I have been otherwise engaged, as they say in those articulate English plays that Manhattan Theatre Club used to import, until everyone decided to go raw and unrelenting.

In the bus terminal, a woman was pushing a cart loaded with three gigantic bags of laundry, piled on each other like soft boulders, a refugee's load.

"I just got out of the hospital," she explained to those looking. "These are all my clothes."

The bus driver informed the passengers how long the trip would be, what time the bus would be arriving in Atlantic City, and encouraged us to take off our shoes and relax for the ride.

"Unless you have funky feet," he said, "then I'd ask you to be considerate of your fellow passengers."

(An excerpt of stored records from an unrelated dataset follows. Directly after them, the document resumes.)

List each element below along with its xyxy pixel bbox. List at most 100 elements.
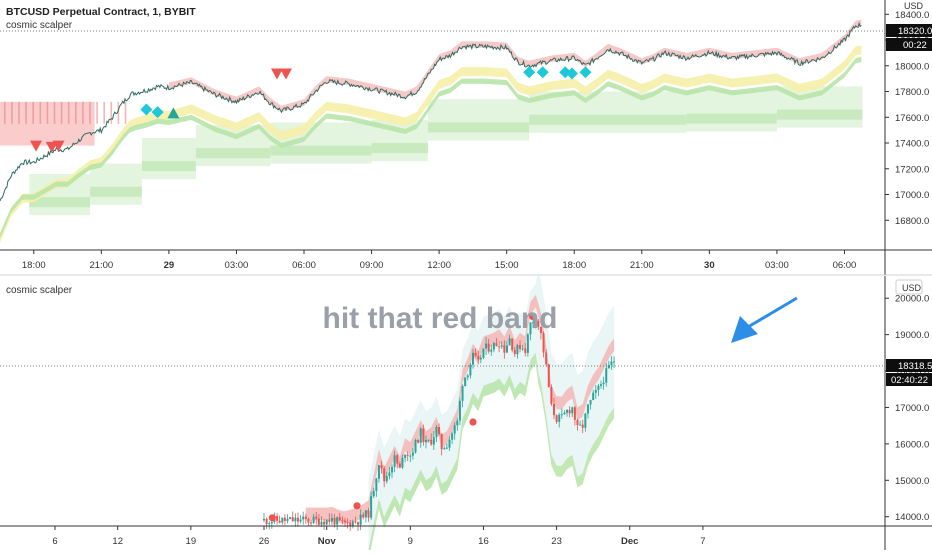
- top-price-series: [0, 21, 862, 202]
- candle-body: [359, 514, 362, 525]
- candle-body: [550, 387, 553, 404]
- candle-body: [477, 355, 480, 360]
- bottom-price-label: 18318.5: [898, 361, 932, 372]
- resistance-zone-tick: [110, 101, 113, 124]
- bottom-time-tick-label: 16: [478, 536, 489, 547]
- candle-body: [513, 350, 516, 355]
- top-price-axis[interactable]: USD 18400.018200.018000.017800.017600.01…: [884, 0, 932, 275]
- top-time-tick-label: 03:00: [765, 260, 789, 271]
- top-price-tick-label: 17800.0: [895, 87, 929, 98]
- top-time-tick-label: 21:00: [89, 260, 113, 271]
- candle-body: [375, 478, 378, 491]
- bottom-price-tick-label: 15000.0: [895, 476, 929, 487]
- red-band: [305, 294, 615, 524]
- candle-body: [307, 519, 310, 523]
- candle-body: [424, 440, 427, 443]
- candle-body: [605, 368, 608, 383]
- candle-body: [328, 519, 331, 522]
- candle-body: [341, 520, 344, 522]
- support-zone-core: [141, 161, 196, 172]
- candle-body: [521, 348, 524, 350]
- candle-body: [364, 510, 367, 518]
- candle-body: [534, 320, 537, 323]
- bottom-price-tick-label: 16000.0: [895, 439, 929, 450]
- candle-body: [409, 455, 412, 457]
- candle-body: [398, 463, 401, 468]
- candle-body: [357, 522, 360, 525]
- top-time-tick-label: 09:00: [360, 260, 384, 271]
- resistance-zone-tick: [82, 101, 84, 124]
- top-currency-label: USD: [904, 1, 924, 11]
- candle-body: [524, 348, 527, 353]
- candle-body: [573, 407, 576, 420]
- bottom-time-tick-label: 26: [259, 536, 270, 547]
- bottom-price-ticks: 20000.0 19000.0 18000.0 17000.0 16000.0 15000…: [885, 294, 929, 523]
- top-time-tick-label: 12:00: [427, 260, 451, 271]
- resistance-zone-tick: [18, 101, 20, 124]
- bottom-chart-panel[interactable]: cosmic scalper hit that red band: [0, 270, 885, 555]
- candle-body: [385, 475, 388, 482]
- resistance-zone-tick: [103, 101, 105, 124]
- resistance-zone-tick: [60, 101, 63, 124]
- candle-body: [417, 439, 420, 443]
- resistance-zone-tick: [39, 101, 42, 124]
- candle-body: [589, 400, 592, 405]
- candle-body: [414, 439, 417, 453]
- candle-body: [542, 333, 545, 353]
- top-price-tick-label: 16800.0: [895, 216, 929, 227]
- support-zone-core: [686, 113, 777, 124]
- bottom-countdown-box: [886, 373, 932, 386]
- candle-body: [479, 357, 482, 360]
- candle-body: [304, 516, 307, 520]
- candle-body: [367, 510, 370, 518]
- bottom-price-axis[interactable]: USD 20000.0 19000.0 18000.0 17000.0 16000.0 1…: [884, 276, 932, 550]
- bottom-indicator-bands: [305, 270, 615, 555]
- candle-body: [448, 439, 451, 448]
- candle-body: [487, 343, 490, 352]
- candle-body: [317, 518, 320, 525]
- signal-dot: [268, 514, 276, 522]
- candle-body: [320, 521, 323, 525]
- top-price-tick-label: 17200.0: [895, 164, 929, 175]
- candle-body: [336, 517, 339, 525]
- bottom-price-tick-label: 19000.0: [895, 330, 929, 341]
- candle-body: [265, 518, 268, 525]
- resistance-zone-tick: [67, 101, 70, 124]
- candle-body: [330, 517, 333, 522]
- candle-body: [607, 364, 610, 369]
- top-time-tick-label: 03:00: [225, 260, 249, 271]
- top-price-tick-label: 17400.0: [895, 139, 929, 150]
- top-indicator-label[interactable]: cosmic scalper: [6, 20, 73, 31]
- top-price-tick-label: 17000.0: [895, 190, 929, 201]
- candle-body: [495, 343, 498, 347]
- bottom-indicator-label[interactable]: cosmic scalper: [6, 285, 73, 296]
- buy-signal-triangle: [167, 107, 180, 119]
- top-time-axis[interactable]: 18:00 21:00 29 03:00 06:00 09:00 12:00 15:00 18:…: [0, 249, 932, 271]
- support-zone-block: [427, 99, 530, 141]
- top-price-tick-label: 17600.0: [895, 113, 929, 124]
- resistance-zone-tick: [89, 101, 91, 124]
- candle-body: [537, 320, 540, 327]
- bottom-price-tick-label: 18000.0: [895, 367, 929, 378]
- top-time-tick-label: 18:00: [22, 260, 46, 271]
- candle-body: [299, 519, 302, 522]
- diamond-signal: [536, 66, 549, 79]
- candle-body: [461, 386, 464, 401]
- resistance-zone-tick: [32, 101, 34, 124]
- candle-body: [419, 428, 422, 443]
- bottom-time-axis[interactable]: 6 12 19 26 Nov 9 16 23 Dec 7: [0, 525, 932, 547]
- candle-body: [263, 518, 265, 521]
- candle-body: [391, 466, 394, 473]
- candle-body: [555, 415, 558, 422]
- resistance-zone-tick: [124, 101, 127, 124]
- top-chart-panel[interactable]: BTCUSD Perpetual Contract, 1, BYBIT cosm…: [0, 0, 885, 250]
- bottom-currency-box[interactable]: [895, 279, 923, 295]
- candle-body: [592, 392, 595, 401]
- candle-body: [600, 384, 603, 386]
- candle-body: [383, 468, 386, 482]
- candle-body: [505, 345, 508, 353]
- candle-body: [406, 454, 409, 456]
- support-zone-core: [427, 122, 530, 133]
- bottom-price-axis-background[interactable]: [885, 276, 932, 526]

I must say this is the first time I'd ever heard that particular travel advisory. Then he announced:

"Once we're clear of the Lincoln Tunnel we'll be showing a movie called 'whatever you see out your window,' that's your movie."

Rather Zen: life does unspool like a movie, though seldom sideways.

At Caesars Palace, the elevator doors opened and a pair of luxury-sized motorized scooters zipped out in tandem, driven by a husband and wife whose transport vehicles had ridden inside the elevator car side by side. They were on the move, these two, like Ponch and the blonde guy in CHiPs, nearly running over a slow set of toes or two.

An elderly woman said, "So Liz Taylor died."

Her friend said, "I thought she had already died."

"No," the woman said, "they had it wrong that time. This time she died for real."

It's such a strange country once you leave Manhattan.